Leren van coffeeshops
Op 21 april 2020 las ik in NRC de column ‘De georganiseerde misdaad vindt altijd een oplossing’ van arts-onderzoeker en chirurg in opleiding Emma Bruns. Zij stelt dat de georganiseerde misdaad als geen ander het vermogen heeft om bij obstakels een oplossing te vinden. Dat baseert zij onder andere op het feit dat hoge politiefunctionarissen aangeven dat drugstransporten ook in tijden van corona onverminderd doorgaan. Dat betekent volgens haar dat de sector zich binnen korte tijd heeft aangepast aan de lockdown.
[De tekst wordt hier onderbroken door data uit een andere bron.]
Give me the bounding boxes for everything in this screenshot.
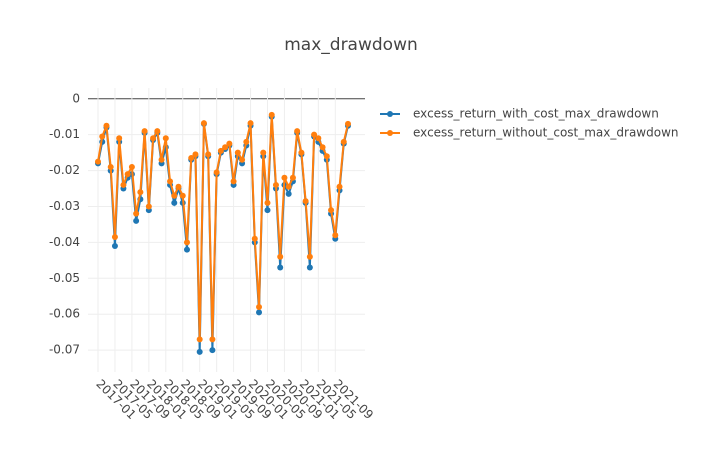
y-tick-label: 0 [72, 91, 80, 105]
point [319, 144, 326, 151]
point [226, 140, 233, 147]
point [285, 183, 292, 190]
point [171, 192, 178, 199]
point [209, 336, 216, 343]
point [120, 181, 127, 188]
point [239, 156, 246, 163]
point [145, 203, 152, 210]
point [243, 138, 250, 145]
point [99, 133, 106, 140]
point [336, 183, 343, 190]
legend-marker [387, 111, 393, 117]
point [340, 138, 347, 145]
point [277, 264, 284, 271]
point [230, 178, 237, 185]
point [111, 242, 118, 249]
point [175, 183, 182, 190]
y-tick-label: -0.05 [49, 271, 80, 285]
legend-marker [387, 130, 393, 136]
point [217, 147, 224, 154]
point [179, 192, 186, 199]
point [167, 178, 174, 185]
y-tick-label: -0.04 [49, 235, 80, 249]
point [183, 239, 190, 246]
point [200, 120, 207, 127]
y-tick-label: -0.06 [49, 307, 80, 321]
point [277, 253, 284, 260]
point [158, 156, 165, 163]
point [234, 149, 241, 156]
point [302, 198, 309, 205]
point [328, 207, 335, 214]
y-tick-label: -0.01 [49, 127, 80, 141]
point [256, 309, 263, 316]
point [196, 348, 203, 355]
point [183, 246, 190, 253]
point [137, 189, 144, 196]
point [141, 128, 148, 135]
point [281, 174, 288, 181]
point [272, 181, 279, 188]
point [345, 120, 351, 127]
point [285, 190, 292, 197]
point [306, 264, 313, 271]
point [133, 217, 140, 224]
point [209, 347, 216, 354]
point [256, 304, 263, 311]
point [298, 149, 305, 156]
point [128, 163, 135, 170]
point [192, 151, 199, 158]
point [205, 151, 212, 158]
point [289, 174, 296, 181]
point [306, 253, 313, 260]
point [111, 234, 118, 241]
point [264, 207, 271, 214]
point [247, 120, 254, 127]
point [133, 210, 140, 217]
legend-label: excess_return_with_cost_max_drawdown [413, 107, 659, 121]
y-tick-label: -0.07 [49, 343, 80, 357]
point [154, 128, 161, 135]
point [150, 135, 157, 142]
point [332, 232, 339, 239]
point [171, 199, 178, 206]
point [294, 128, 301, 135]
legend-label: excess_return_without_cost_max_drawdown [413, 126, 679, 140]
point [311, 131, 318, 138]
point [116, 135, 123, 142]
point [222, 144, 229, 151]
point [315, 135, 322, 142]
point [95, 158, 101, 165]
y-tick-label: -0.02 [49, 163, 80, 177]
chart-title: max_drawdown [284, 35, 418, 55]
point [188, 155, 195, 162]
point [103, 122, 110, 129]
y-tick-label: -0.03 [49, 199, 80, 213]
point [264, 199, 271, 206]
point [196, 336, 203, 343]
point [323, 153, 330, 160]
point [124, 171, 131, 178]
point [162, 135, 169, 142]
point [213, 169, 220, 176]
point [268, 111, 275, 118]
point [107, 163, 114, 170]
point [260, 149, 267, 156]
point [251, 235, 258, 242]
Zij noemt de Netflix-serie Ozark als voorbeeld. De serie gaat over een keurige financieel adviseur die 500 miljoen dollar moet witwassen voor een drugsbaas. “In Ozark zie je hoe een gezin van volgzame en passieve burgers binnen korte tijd transformeert in een creatief bedrijf”, aldus Bruns. Het laat volgens haar zien dat schaarste niet uitsluitend hoeft te leiden tot beperking: Het brengt ook saamhorigheid, solidariteit en creativiteit. Dit is uiteraard een sterk geromantiseerd beeld van wat er zich afspeelt in de “onderwereld”. Maar dat spelers op illegale drugsmarkten over het algemeen flexibel en creatief zijn, is evident. Zij moeten immers altijd trucs uithalen om datgene wat onzichtbaar moet blijven toch te laten plaatsvinden. De eerste partij drugs verstopt in een zending hulpmiddelen ter bestrijding van COVID-19 is inmiddels al ontdekt. Saamhorigheid en solidariteit zijn er echter alleen bij dreiging van een groot gevaar en als de afzonderlijke individuen er direct zelf beter van worden.
Creatief onder de radar
De gedachte of er in deze tijden iets te leren valt van mensen die actief zijn in de onderwereld prikkelde mij echter. Een belangrijk kenmerk om in deze wereld te overleven is dat mensen onder de radar moeten blijven. Als je teveel in de spotlight komt dan loopt dat meestal slecht af. Dat betekent ook dat creatieve ideeën en oplossingen niet aan de grote klok kunnen worden gehangen. Het is juist deze combinatie van vaardigheden die wellicht de moeite waard is om nader te bestuderen. Creatief zijn, maar onder de radar blijven. Voor coffeeshopondernemers die met een voet in de legale en de andere voet in de illegale wereld staan, is dit de dagelijkse praktijk. Dit was goed te zien toen de plotselinge sluiting van coffeeshops zeer onwenselijke gevolgen bleek te hebben (straatdealers stonden meteen klaar om de markt over te nemen) en zij als afhaalloket de dag erna weer opengingen. Zij namen onmiddellijk de nodige maatregelen om personeel en klanten te beschermen voor Covid-19. Op een groepsapp van coffeeshopondernemers werden daarvoor ideeën uitgewisseld. Zo hoort dat. Coffeeshops maakten duidelijk een belangrijke maatschappelijke functie te vervullen.
Afhaalloket
Dit betekent niet dat alles als van oudsher doorgaat. Coffeeshops zijn immers tijdelijk afhaalloketten geworden. En 1 april is het nieuwe rookbeleid in gegaan. Daarbij zitten coffeeshops die voornamelijk op toeristen draaiden, net als veel andere toeristische trekpleisters, zonder inkomsten. Die toeristen zullen nog wel een tijd wegblijven. Coffeeshops hebben altijd al moeten opereren buiten de grenzen van wat in theorie mogelijk is. Ook nu zullen zij met hun creativiteit een oplossing vinden om een belangrijke schakel te blijven in de Nederlandse cannabismarkt. Het is interessant om te kijken hoe coffeeshops omgaan met de nieuwe situatie. En misschien kan de rest van ondernemend Nederland daar later dan lering uit trekken.